Tomando partido da geografia e ocasionando a convivência entre os estabelecimentos comerciais e as práticas artísticas contemporâneas, Paredes - meias procura reforçar as relações de proximidade entre vizinhança, revelando o interesse de espaços artísticos e multidisciplinares como a Galeria Braço Perna e a Galeria Ainori no "Complexo Expositivo"*** da cidade de Lisboa. À boleia das proximidades, este encontro fecundo entre arte e cidade, quer não só lançar curiosidade aos que durante estes quatro dias (29 de maio a 1 de junho) se "encontrem" nas zonas de Alcântara e Belém, como também, aos que se "desencontram" fora desta área urbana.

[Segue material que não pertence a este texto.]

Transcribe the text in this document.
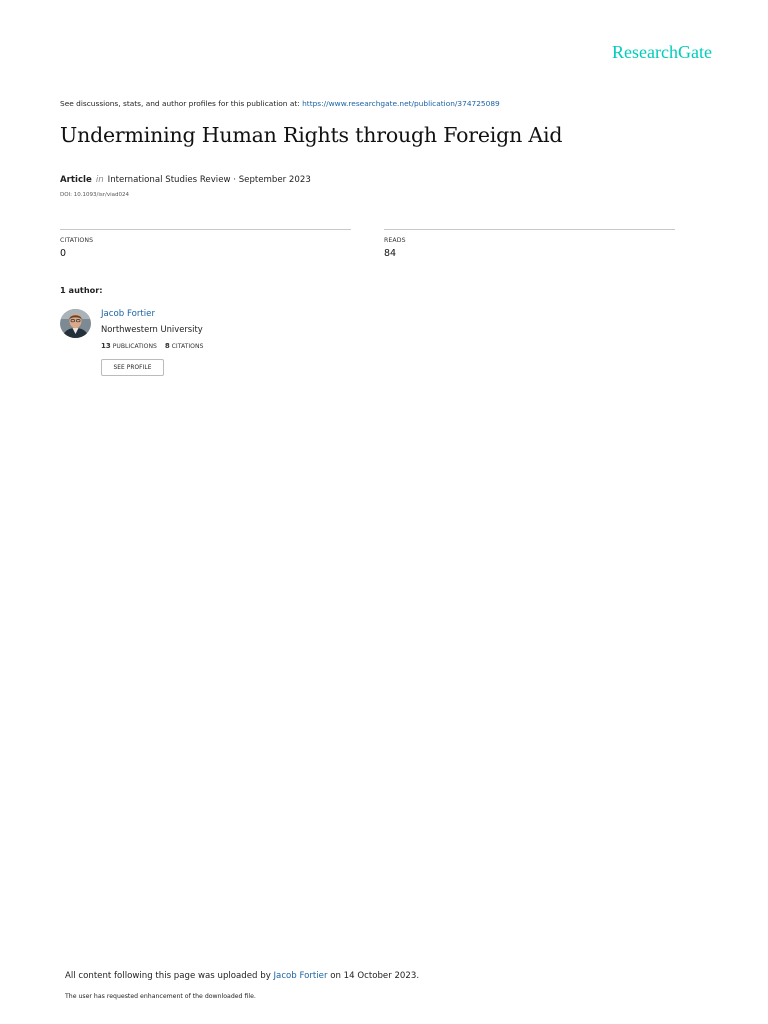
ResearchGate
See discussions, stats, and author profiles for this publication at: https://www.researchgate.net/publication/374725089
Undermining Human Rights through Foreign Aid
Article in International Studies Review · September 2023
DOI: 10.1093/isr/viad024
CITATIONS
0
READS
84
1 author:
Jacob Fortier
Northwestern University
13 PUBLICATIONS 8 CITATIONS
SEE PROFILE
All content following this page was uploaded by Jacob Fortier on 14 October 2023.
The user has requested enhancement of the downloaded file.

O cruzamento da vida quotidiana com a arte e as suas artérias investe assim, em favor de um lugar, harmonizando-se com as possibilidades proporcionais à escala desta rua lisboeta.
Constança Pupo Cardoso, Lisboa, Maio de 2025.
*Georges Didi-Huberman utiliza a expressão "lei da boa vizinhança" para descrever o princípio organizador do Atlas Mnemosyne de Aby Warburg (lado a lado, por meio de afinidades visuais, simbólicas ou temáticas, e não por critérios convencionais).
**Ideia e termos provenientes da publicação "Inside of the white cube" de Brian O´Doherty.
*** Do original "Exhibitionary Complex" proposto por Tony Bennet na publicação "The Birth of the Museum" e depois analisado no contexto das artes visuais por Terry Smith no ensaio "Curadoria do complexo e Greve aberta".